Antes de continuar con lo que voy a decir he de profesar y confesar un absoluto respeto por los creyentes y feligreses de cualquiera de las religiones que pueblan nuestro planeta. A pesar de toda la fatalidad arrastrada por la incomprensión y la falta de respeto, la religión como dogma general, ha sido capaz a lo largo de la historia de sacar lo mejor (y lo peor) de los seres humanos. Evidentemente la religión, cualquiera de ellas, no es en sí misma el enemigo de la humanidad, sino la malinterpretación y las ansias de violencia de sus fervientes seguidores. No, Dios no tiene la culpa, la tiene usted.

¿Religiones? ¿Dioses? Tantas y tantos como usted quiera. Tiene bufé libre. Los mayas adoraban a más de 250 deidades; los aztecas poseían entre 14 y 30 principales, pero hasta 115 en total; los griegos hasta 12 y los hindúes albergan un crisol tan amplio y variado como la propia creación en sí misma. 

Luego llegaron Alá y Dios, que son la misma palabra, Mahoma y Jesús de Nazaret, e intentaron hacerse con el dominio mundial en lo que a práctica de culto se refiere. Durante siglos y siglos, pretéritos, ya olvidados, ahora solo impresos en los libros de historia y las crónicas narradas, hemos atribuido a Dios todos los beneficios y desgracias que conlleva estar vivo. Y no solo eso, sino le hemos dotado de omnipotencia para el completo de las fuerzas de la naturaleza que nos rodean, y eso sin llegar a comprenderlas en su totalidad.

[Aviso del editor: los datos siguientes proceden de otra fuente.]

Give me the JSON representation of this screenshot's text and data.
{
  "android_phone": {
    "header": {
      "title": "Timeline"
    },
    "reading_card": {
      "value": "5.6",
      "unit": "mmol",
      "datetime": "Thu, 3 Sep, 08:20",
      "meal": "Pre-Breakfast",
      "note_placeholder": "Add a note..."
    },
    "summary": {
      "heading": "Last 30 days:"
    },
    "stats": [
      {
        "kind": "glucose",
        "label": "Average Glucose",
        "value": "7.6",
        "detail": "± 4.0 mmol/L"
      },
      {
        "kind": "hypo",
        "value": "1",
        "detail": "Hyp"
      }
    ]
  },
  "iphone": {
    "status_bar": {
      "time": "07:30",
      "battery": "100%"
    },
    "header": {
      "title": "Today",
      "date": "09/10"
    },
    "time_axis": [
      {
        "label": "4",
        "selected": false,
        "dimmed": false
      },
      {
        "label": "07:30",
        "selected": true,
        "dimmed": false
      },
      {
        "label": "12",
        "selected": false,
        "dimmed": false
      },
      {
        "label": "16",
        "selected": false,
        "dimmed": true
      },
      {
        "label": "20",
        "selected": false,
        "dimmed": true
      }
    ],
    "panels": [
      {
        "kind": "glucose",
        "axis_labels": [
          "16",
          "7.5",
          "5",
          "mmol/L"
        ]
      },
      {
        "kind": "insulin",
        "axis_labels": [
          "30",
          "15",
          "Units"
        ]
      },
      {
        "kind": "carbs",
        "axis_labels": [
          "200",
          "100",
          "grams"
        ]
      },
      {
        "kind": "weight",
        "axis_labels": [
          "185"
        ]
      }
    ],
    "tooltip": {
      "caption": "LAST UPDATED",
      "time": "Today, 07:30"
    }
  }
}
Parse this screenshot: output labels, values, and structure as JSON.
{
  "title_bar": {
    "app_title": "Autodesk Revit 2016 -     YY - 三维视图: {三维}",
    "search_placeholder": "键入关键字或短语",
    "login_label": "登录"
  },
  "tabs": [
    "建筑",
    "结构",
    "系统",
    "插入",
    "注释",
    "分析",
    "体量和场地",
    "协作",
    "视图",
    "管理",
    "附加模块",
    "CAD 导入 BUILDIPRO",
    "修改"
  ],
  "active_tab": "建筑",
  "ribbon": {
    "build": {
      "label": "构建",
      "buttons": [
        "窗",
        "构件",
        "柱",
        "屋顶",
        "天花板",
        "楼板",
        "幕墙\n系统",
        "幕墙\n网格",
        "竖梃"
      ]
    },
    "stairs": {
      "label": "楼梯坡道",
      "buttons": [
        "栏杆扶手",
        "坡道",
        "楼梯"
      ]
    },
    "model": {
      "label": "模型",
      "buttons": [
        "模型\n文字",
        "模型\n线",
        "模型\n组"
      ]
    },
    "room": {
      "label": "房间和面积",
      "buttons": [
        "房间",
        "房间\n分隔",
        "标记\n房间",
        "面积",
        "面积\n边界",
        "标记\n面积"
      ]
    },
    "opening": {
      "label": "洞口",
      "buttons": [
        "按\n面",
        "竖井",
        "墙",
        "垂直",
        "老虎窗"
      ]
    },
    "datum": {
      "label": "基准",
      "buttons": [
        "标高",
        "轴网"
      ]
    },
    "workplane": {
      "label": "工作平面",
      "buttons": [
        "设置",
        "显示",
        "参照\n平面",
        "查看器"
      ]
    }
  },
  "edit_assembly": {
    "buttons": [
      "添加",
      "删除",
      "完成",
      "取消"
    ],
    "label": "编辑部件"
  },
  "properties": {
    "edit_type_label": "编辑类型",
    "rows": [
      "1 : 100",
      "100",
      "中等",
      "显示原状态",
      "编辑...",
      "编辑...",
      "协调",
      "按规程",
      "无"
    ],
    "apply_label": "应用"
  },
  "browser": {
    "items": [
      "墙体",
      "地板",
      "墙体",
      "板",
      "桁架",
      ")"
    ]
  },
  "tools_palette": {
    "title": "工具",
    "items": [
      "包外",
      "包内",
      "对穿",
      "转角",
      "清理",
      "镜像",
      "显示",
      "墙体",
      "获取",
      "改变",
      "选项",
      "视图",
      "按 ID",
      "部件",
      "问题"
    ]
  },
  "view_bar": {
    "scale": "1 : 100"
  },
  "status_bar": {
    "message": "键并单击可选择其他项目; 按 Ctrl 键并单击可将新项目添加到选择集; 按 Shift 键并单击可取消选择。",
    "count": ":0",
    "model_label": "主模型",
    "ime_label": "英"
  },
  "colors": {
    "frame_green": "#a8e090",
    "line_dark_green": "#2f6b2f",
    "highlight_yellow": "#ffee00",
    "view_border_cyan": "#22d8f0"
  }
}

En el siglo XII una sequía o un tsunami eran endilgados a Dios porque probablemente alguien le hubiera cabreado con sus motivos pecadores. Sin embargo, a medida que avanzaba la ciencia, la observación del entorno y la tecnología para hacerlo, parece que a Dios se le iban restando tareas de las que encargarse. Seres humanos adelantados a su tiempo como Galileo Galilei o Nicolás Copérnico, fueron los encargados de liberar a Nuestro Señor de la titánica carga laboral que recaía sobre él. Se descubrió que esa sequía se debía a motivos meteorológicos muy complejos que formaban un ecosistema tan vasto que sobrepasaba los límites de los reinos de los que casi nadie salía en el siglo XII. Descubrimos que los tsunamis no eran un castigo de los dioses o Dios, sino un enrevesado y violento movimiento surgido en las entrañas de la Tierra, allá en alta mar, donde las placas tectónicas y las fallas lidian con sí mismas.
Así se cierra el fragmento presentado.